When I said 'your', I didn't mean 'you'. I mean't the problem with 'your argument'. I apologize if this has hurt you. Its like code review, I was intending to critique your argument, not you.

Yes, I agree my experience is limited. In fact now that you mention you have been a programmer for 30 years. I now realize I have much more to learn and understand, Its possible I have simply don't even know what you know and how deeply you understand things.

What advice would you give to some one like me.


  > I meant the problem with 'your argument'.
To recap the discussion:

==========

Chirono: I find this comment interesting given the recent ... talk about not using maths puzzles in programmer interviews. This is perhaps an interesting real-world case that demonstrates how a mathematical outlook leads to much cleaner code.

thomasz: The secret sauce here is not the ability to solve "maths puzzles", but specialized domain knowledge.

I replied: That's exactly the wrong way round. You can acquire domain knowledge, you can have a domain expert assigned to you to work with you. What you can't acquire, on demand, is the ability to think in the ways that mathematics gives you. That requires extensive training and practice, and recognizing when obscure bits of theory are applied is something that doesn't come overnight.

==========

So my argument is that while domain knowledge is a good thing, and (jacquesm eloquently argued) often necessary to solve a problem, it usually can be acquired as needed through reading, study, and discussion with local experts. The ability to recognize, let alone solve, problems that are actually obscure mathematics in disguise cannot be acquired on as "as needed" basis. This is why knowledge of advanced mathematics needs to be gained early, and if you don't have it by the time you are a practising, working programmer, you are unlikely ever to acquire it.

Not having acquired such skills does not make one a bad programmer. I know very, very few programmers who hold advanced degrees in mathematics, and yet the world is full of programmers who can "get the job done" efficiently and effectively. Equally, having skills in advanced mathematics does not, of itself, make one a better programmer (and certainly not a better person.) I know many PhDs in mathematics who simply cannot program effectively.

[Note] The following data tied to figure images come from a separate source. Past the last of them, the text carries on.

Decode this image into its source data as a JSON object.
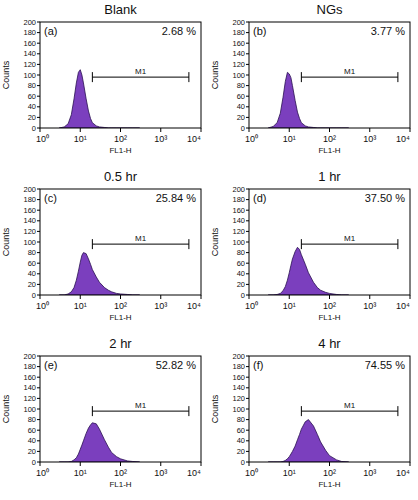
{
  "chart_data": [
    {
      "type": "area",
      "title": "Blank",
      "label": "(a)",
      "annotation": "2.68 %",
      "x_label": "FL1-H",
      "y_label": "Counts",
      "log": "x",
      "color": "#7b3fbe",
      "xlim": [
        1,
        10000
      ],
      "xticks": [
        {
          "value": 1,
          "label": "10⁰"
        },
        {
          "value": 10,
          "label": "10¹"
        },
        {
          "value": 100,
          "label": "10²"
        },
        {
          "value": 1000,
          "label": "10³"
        },
        {
          "value": 10000,
          "label": "10⁴"
        }
      ],
      "ylim": [
        0,
        200
      ],
      "yticks": [
        0,
        20,
        40,
        60,
        80,
        100,
        120,
        140,
        160,
        180,
        200
      ],
      "gate": {
        "label": "M1",
        "range": [
          20,
          5000
        ]
      },
      "x": [
        3,
        4,
        5,
        6,
        7,
        8,
        9,
        10,
        11,
        12,
        14,
        16,
        18,
        20,
        25,
        30,
        40,
        50,
        60,
        80,
        100,
        150,
        200,
        300
      ],
      "values": [
        0,
        2,
        8,
        25,
        55,
        85,
        105,
        110,
        100,
        85,
        55,
        32,
        18,
        10,
        4,
        2,
        1,
        0,
        0,
        0,
        0,
        0,
        0,
        0
      ]
    },
    {
      "type": "area",
      "title": "NGs",
      "label": "(b)",
      "annotation": "3.77 %",
      "x_label": "FL1-H",
      "y_label": "Counts",
      "log": "x",
      "color": "#7b3fbe",
      "xlim": [
        1,
        10000
      ],
      "xticks": [
        {
          "value": 1,
          "label": "10⁰"
        },
        {
          "value": 10,
          "label": "10¹"
        },
        {
          "value": 100,
          "label": "10²"
        },
        {
          "value": 1000,
          "label": "10³"
        },
        {
          "value": 10000,
          "label": "10⁴"
        }
      ],
      "ylim": [
        0,
        200
      ],
      "yticks": [
        0,
        20,
        40,
        60,
        80,
        100,
        120,
        140,
        160,
        180,
        200
      ],
      "gate": {
        "label": "M1",
        "range": [
          20,
          5000
        ]
      },
      "x": [
        3,
        4,
        5,
        6,
        7,
        8,
        9,
        10,
        11,
        12,
        14,
        16,
        18,
        20,
        25,
        30,
        40,
        50,
        60,
        80,
        100,
        150,
        200,
        300
      ],
      "values": [
        0,
        3,
        10,
        28,
        58,
        88,
        105,
        102,
        95,
        80,
        52,
        30,
        18,
        10,
        4,
        2,
        1,
        0,
        0,
        0,
        0,
        0,
        0,
        0
      ]
    },
    {
      "type": "area",
      "title": "0.5 hr",
      "label": "(c)",
      "annotation": "25.84 %",
      "x_label": "FL1-H",
      "y_label": "Counts",
      "log": "x",
      "color": "#7b3fbe",
      "xlim": [
        1,
        10000
      ],
      "xticks": [
        {
          "value": 1,
          "label": "10⁰"
        },
        {
          "value": 10,
          "label": "10¹"
        },
        {
          "value": 100,
          "label": "10²"
        },
        {
          "value": 1000,
          "label": "10³"
        },
        {
          "value": 10000,
          "label": "10⁴"
        }
      ],
      "ylim": [
        0,
        200
      ],
      "yticks": [
        0,
        20,
        40,
        60,
        80,
        100,
        120,
        140,
        160,
        180,
        200
      ],
      "gate": {
        "label": "M1",
        "range": [
          20,
          5000
        ]
      },
      "x": [
        3,
        4,
        5,
        6,
        7,
        8,
        9,
        10,
        11,
        12,
        14,
        16,
        18,
        20,
        25,
        30,
        40,
        50,
        60,
        80,
        100,
        150,
        200,
        300
      ],
      "values": [
        0,
        0,
        2,
        6,
        14,
        28,
        45,
        62,
        75,
        80,
        78,
        68,
        58,
        48,
        34,
        24,
        14,
        9,
        6,
        3,
        2,
        1,
        0,
        0
      ]
    },
    {
      "type": "area",
      "title": "1 hr",
      "label": "(d)",
      "annotation": "37.50 %",
      "x_label": "FL1-H",
      "y_label": "Counts",
      "log": "x",
      "color": "#7b3fbe",
      "xlim": [
        1,
        10000
      ],
      "xticks": [
        {
          "value": 1,
          "label": "10⁰"
        },
        {
          "value": 10,
          "label": "10¹"
        },
        {
          "value": 100,
          "label": "10²"
        },
        {
          "value": 1000,
          "label": "10³"
        },
        {
          "value": 10000,
          "label": "10⁴"
        }
      ],
      "ylim": [
        0,
        200
      ],
      "yticks": [
        0,
        20,
        40,
        60,
        80,
        100,
        120,
        140,
        160,
        180,
        200
      ],
      "gate": {
        "label": "M1",
        "range": [
          20,
          5000
        ]
      },
      "x": [
        3,
        4,
        5,
        6,
        7,
        8,
        9,
        10,
        11,
        12,
        14,
        16,
        18,
        20,
        25,
        30,
        40,
        50,
        60,
        80,
        100,
        150,
        200,
        300
      ],
      "values": [
        0,
        0,
        1,
        3,
        8,
        16,
        28,
        42,
        56,
        68,
        82,
        90,
        86,
        76,
        58,
        42,
        24,
        14,
        9,
        5,
        3,
        1,
        0,
        0
      ]
    },
    {
      "type": "area",
      "title": "2 hr",
      "label": "(e)",
      "annotation": "52.82 %",
      "x_label": "FL1-H",
      "y_label": "Counts",
      "log": "x",
      "color": "#7b3fbe",
      "xlim": [
        1,
        10000
      ],
      "xticks": [
        {
          "value": 1,
          "label": "10⁰"
        },
        {
          "value": 10,
          "label": "10¹"
        },
        {
          "value": 100,
          "label": "10²"
        },
        {
          "value": 1000,
          "label": "10³"
        },
        {
          "value": 10000,
          "label": "10⁴"
        }
      ],
      "ylim": [
        0,
        200
      ],
      "yticks": [
        0,
        20,
        40,
        60,
        80,
        100,
        120,
        140,
        160,
        180,
        200
      ],
      "gate": {
        "label": "M1",
        "range": [
          20,
          5000
        ]
      },
      "x": [
        3,
        4,
        5,
        6,
        7,
        8,
        9,
        10,
        11,
        12,
        14,
        16,
        18,
        20,
        25,
        30,
        40,
        50,
        60,
        80,
        100,
        150,
        200,
        300
      ],
      "values": [
        0,
        0,
        0,
        1,
        4,
        8,
        15,
        24,
        32,
        40,
        54,
        64,
        70,
        74,
        72,
        62,
        42,
        28,
        18,
        10,
        6,
        2,
        1,
        0
      ]
    },
    {
      "type": "area",
      "title": "4 hr",
      "label": "(f)",
      "annotation": "74.55 %",
      "x_label": "FL1-H",
      "y_label": "Counts",
      "log": "x",
      "color": "#7b3fbe",
      "xlim": [
        1,
        10000
      ],
      "xticks": [
        {
          "value": 1,
          "label": "10⁰"
        },
        {
          "value": 10,
          "label": "10¹"
        },
        {
          "value": 100,
          "label": "10²"
        },
        {
          "value": 1000,
          "label": "10³"
        },
        {
          "value": 10000,
          "label": "10⁴"
        }
      ],
      "ylim": [
        0,
        200
      ],
      "yticks": [
        0,
        20,
        40,
        60,
        80,
        100,
        120,
        140,
        160,
        180,
        200
      ],
      "gate": {
        "label": "M1",
        "range": [
          20,
          5000
        ]
      },
      "x": [
        3,
        4,
        5,
        6,
        7,
        8,
        9,
        10,
        11,
        12,
        14,
        16,
        18,
        20,
        25,
        30,
        40,
        50,
        60,
        80,
        100,
        150,
        200,
        300
      ],
      "values": [
        0,
        0,
        0,
        0,
        1,
        3,
        6,
        10,
        15,
        20,
        30,
        42,
        52,
        62,
        76,
        80,
        68,
        52,
        38,
        22,
        12,
        4,
        1,
        0
      ]
    }
  ]
}
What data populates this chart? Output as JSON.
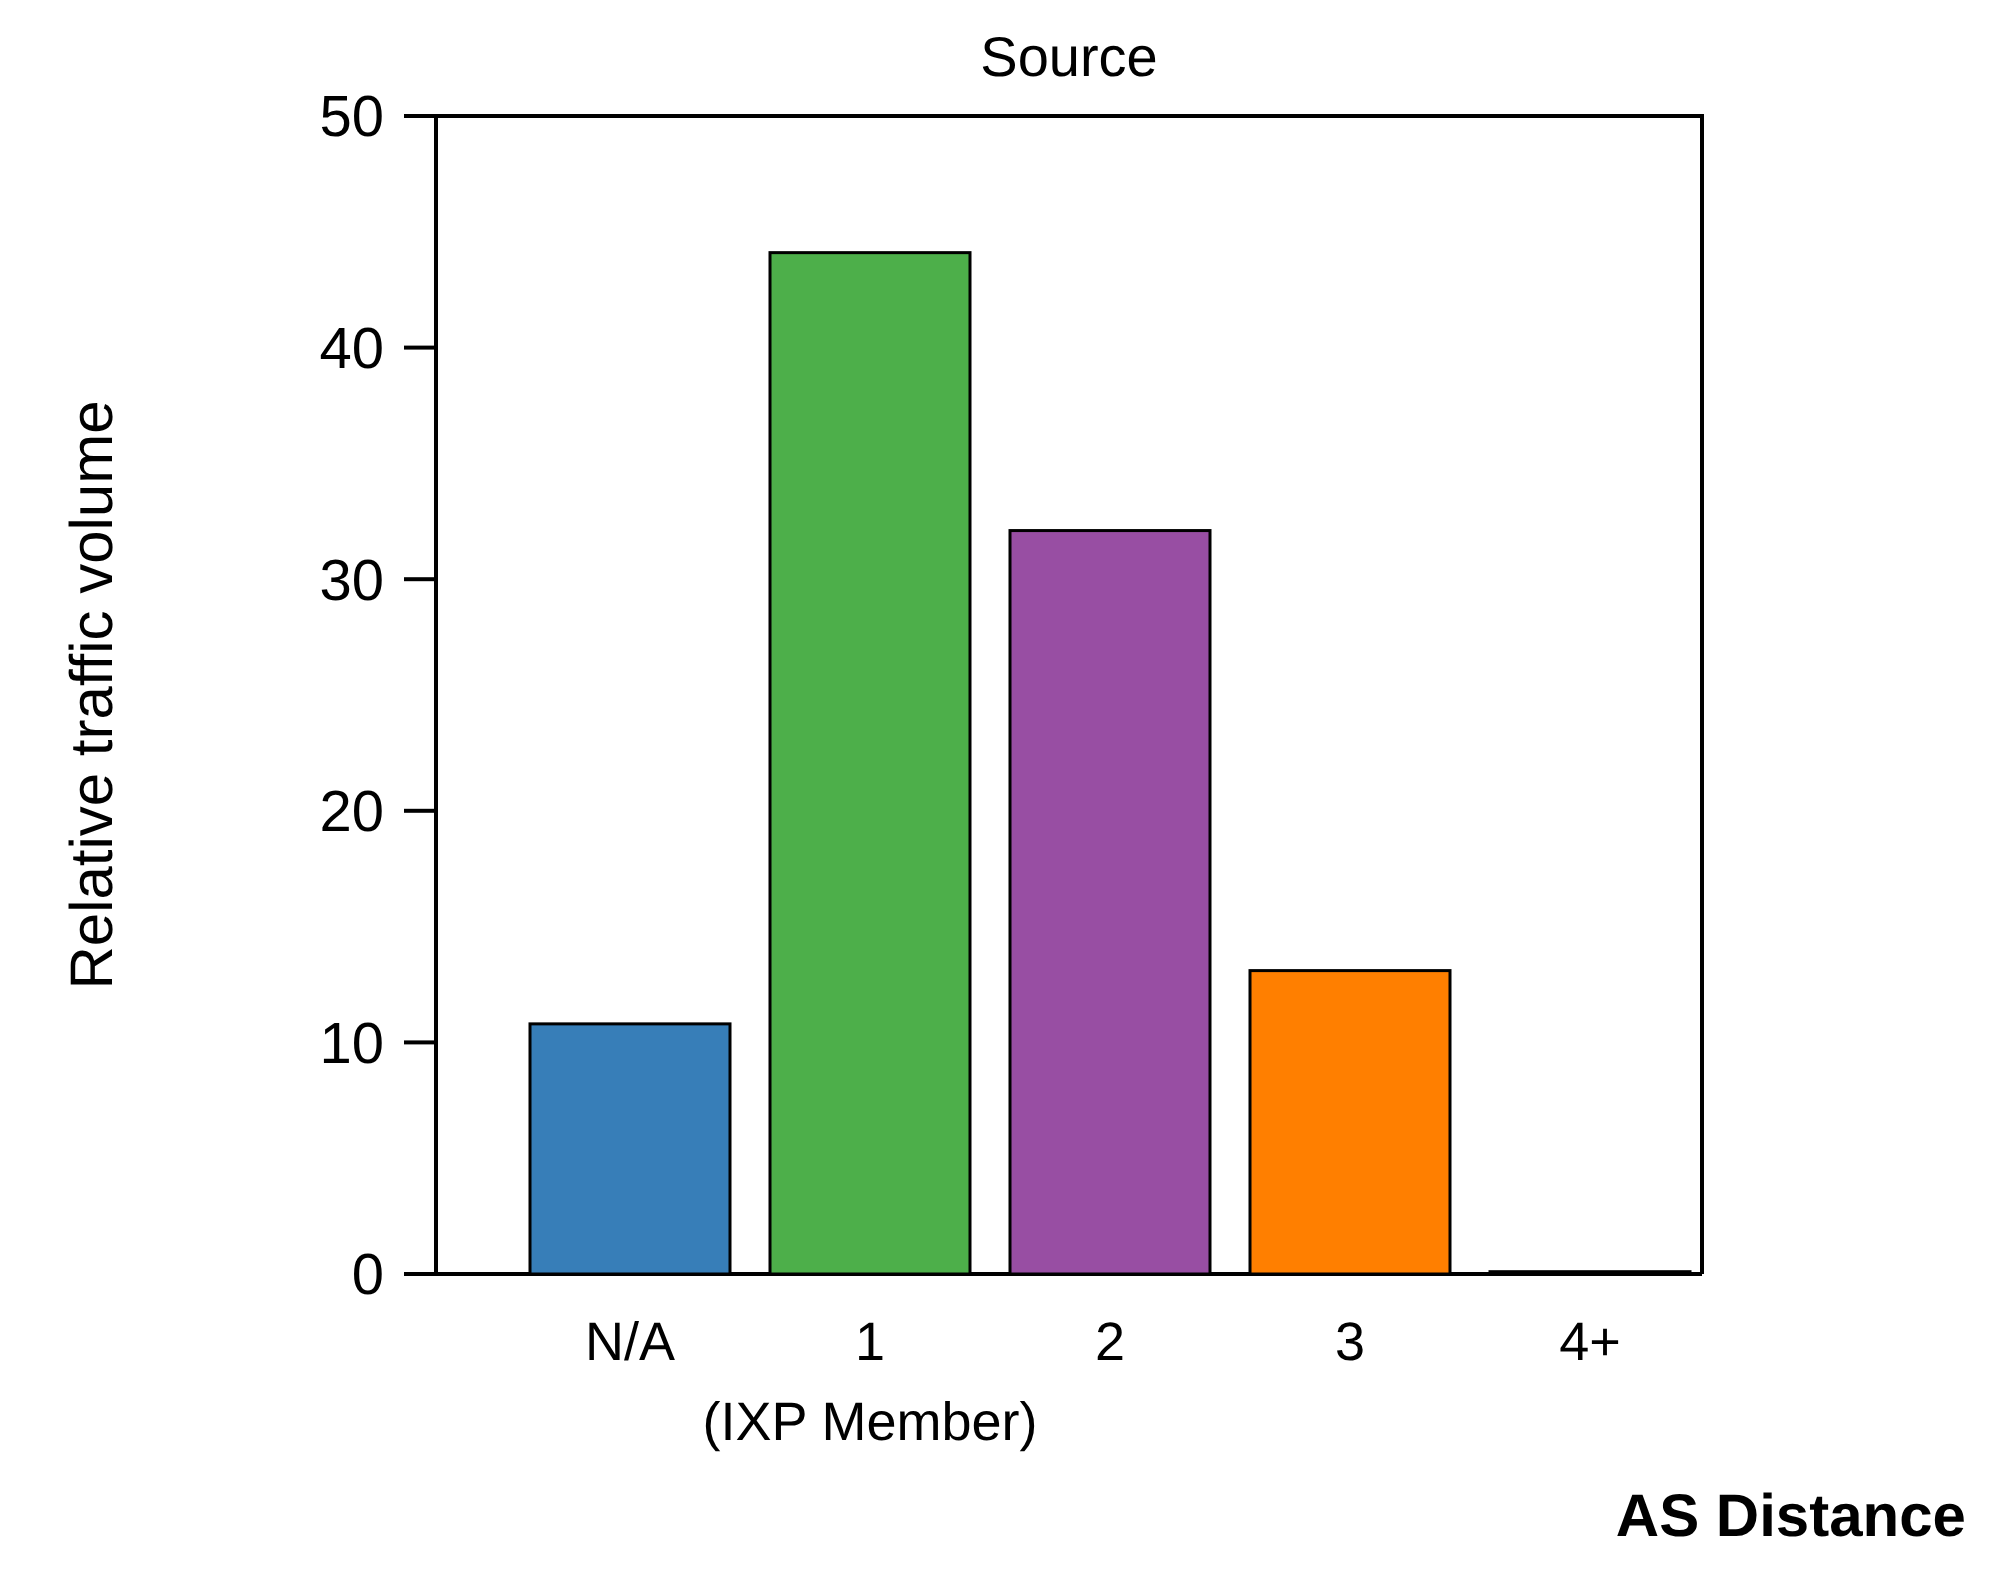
{
  "chart_data": {
    "type": "bar",
    "title": "Source",
    "xlabel": "AS Distance",
    "ylabel": "Relative traffic volume",
    "categories": [
      "N/A",
      "1\n(IXP Member)",
      "2",
      "3",
      "4+"
    ],
    "values": [
      10.8,
      44.1,
      32.1,
      13.1,
      0.1
    ],
    "colors": [
      "#377eb8",
      "#4daf4a",
      "#984ea3",
      "#ff7f00",
      "#a65628"
    ],
    "ylim": [
      0,
      50
    ],
    "yticks": [
      0,
      10,
      20,
      30,
      40,
      50
    ],
    "grid": false
  }
}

But it does make one a programmer with different skills, and those skills can enable one to solve problems others can't, and sometimes to produce solutions that are more elegant. Not always, not every problem requires such skills. But if it does, by the time you find the problem, it's too late to acquire them.

  > What advice would you give to some one like me.
I don't know what you like, what skills you already have, or what you want to end up doing. I studied math because it was fun, exciting, and I was good at it. Computers at the time didn't exist in the form they do now - maybe I would have done computing. Impossible to say.

So I can't give advice - there would be a real danger of simply trying to turn you into a clone of me, and that's a bad idea. I can tell you that understanding algorithms, time-complexity, calculus, vector spaces, and point-set topology have all been of direct and immediate use in my work.

And if you'd like a simple puzzle, here:

    Suppose the demand for a product falls linearly as a function
    of its price.  Show that if you price the product to maximise
    your profit, you will have less than half the possible market.
That turned up a few years ago in a discussion with a customer.